Beth L. Jonas, MD, FACR, chief of the Division of Rheumatology, Allergy and Immunology at the University of North Carolina at Chapel Hill, is a member of the ACR Workforce Solutions Committee, a group focused on exploring different avenues to ameliorate these workforce challenges and improve patient access. One of these is the creation of virtual training programs and resources.
Primary Care Management of Rheumatology Patients
According to Dr. Jonas, many rheumatologic conditions—such as osteoarthritis, gout or uncomplicated rheumatoid arthritis—can often be managed in a primary care setting.
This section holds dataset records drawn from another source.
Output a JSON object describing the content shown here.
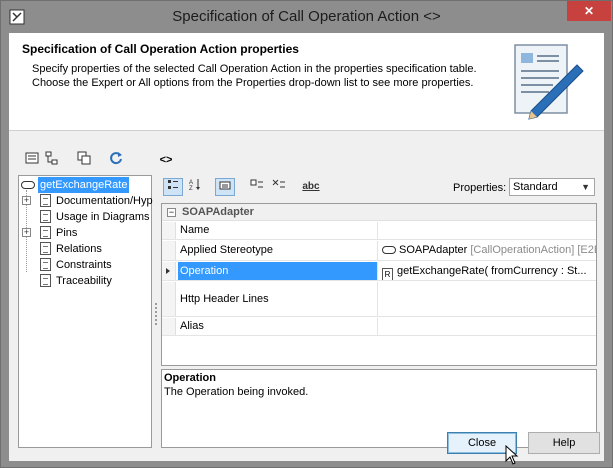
{
  "window": {
    "title": "Specification of Call Operation Action <>",
    "close_glyph": "✕"
  },
  "header": {
    "title": "Specification of Call Operation Action properties",
    "desc_line1": "Specify properties of the selected Call Operation Action in the properties specification table.",
    "desc_line2": "Choose the Expert or All options from the Properties drop-down list to see more properties."
  },
  "toolbar": {
    "back_forward_label": "<>"
  },
  "tree": {
    "root": "getExchangeRate",
    "items": [
      {
        "label": "Documentation/Hyp",
        "expandable": true
      },
      {
        "label": "Usage in Diagrams",
        "expandable": false
      },
      {
        "label": "Pins",
        "expandable": true
      },
      {
        "label": "Relations",
        "expandable": false
      },
      {
        "label": "Constraints",
        "expandable": false
      },
      {
        "label": "Traceability",
        "expandable": false
      }
    ],
    "expander_glyph": "+"
  },
  "properties_toolbar": {
    "abc_label": "abc",
    "properties_label": "Properties:",
    "properties_value": "Standard"
  },
  "grid": {
    "group": "SOAPAdapter",
    "rows": [
      {
        "name": "Name",
        "value": ""
      },
      {
        "name": "Applied Stereotype",
        "value": "SOAPAdapter",
        "value_extra": " [CallOperationAction] [E2E"
      },
      {
        "name": "Operation",
        "value": "getExchangeRate( fromCurrency : St..."
      },
      {
        "name": "Http Header Lines",
        "value": ""
      },
      {
        "name": "Alias",
        "value": ""
      }
    ]
  },
  "description": {
    "title": "Operation",
    "text": "The Operation being invoked."
  },
  "buttons": {
    "close": "Close",
    "help": "Help"
  },
  "colors": {
    "selection": "#3399ff",
    "title_bar": "#8d8d8d",
    "close_button": "#c7413e"
  }
}
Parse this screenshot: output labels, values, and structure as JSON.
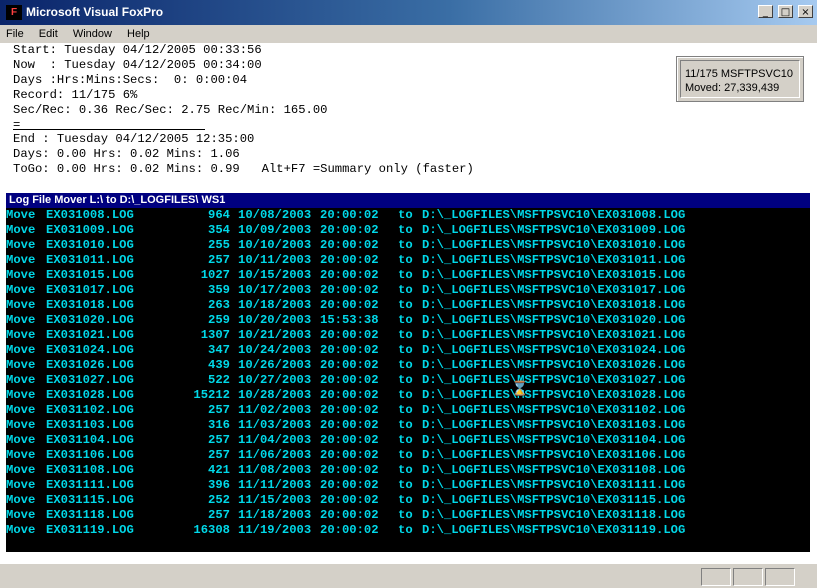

Thus, the committee created a working group to create the new resource for primary care providers.
“The more our healthcare provider partners in the community really understand about rheumatology, the better off the patients are going to be,” says Dr. Jonas.
David Engelbrecht, MD, a rheumatologist who divides his time between two underserved areas, Northern Light Maine Coast Hospital in Ellsworth, Maine, and a clinic in the Bronx, New York, agrees that many patients referred to him could be managed by primary care providers. But primary care providers may be uncomfortable with such factors as a positive anti-nuclear antibody (ANA), a slightly elevated erythrocyte sedimentation rate or a low positive rheumatoid factor, he explains.
“I understand them not wanting to miss a potentially serious illness,” says Dr. Engelbrecht. “That’s where I think some education can be very helpful in making them feel more comfortable managing these patients.”
Milap Bhatt, DO, a family medicine physician at Erie Family Health Center, a federally qualified health center, and core faculty member at Swedish Hospital, both in Chicago, was part of the Rheumatology for Primary Care Working Group. He provided feedback on the kind of information primary care providers most need at the point of service.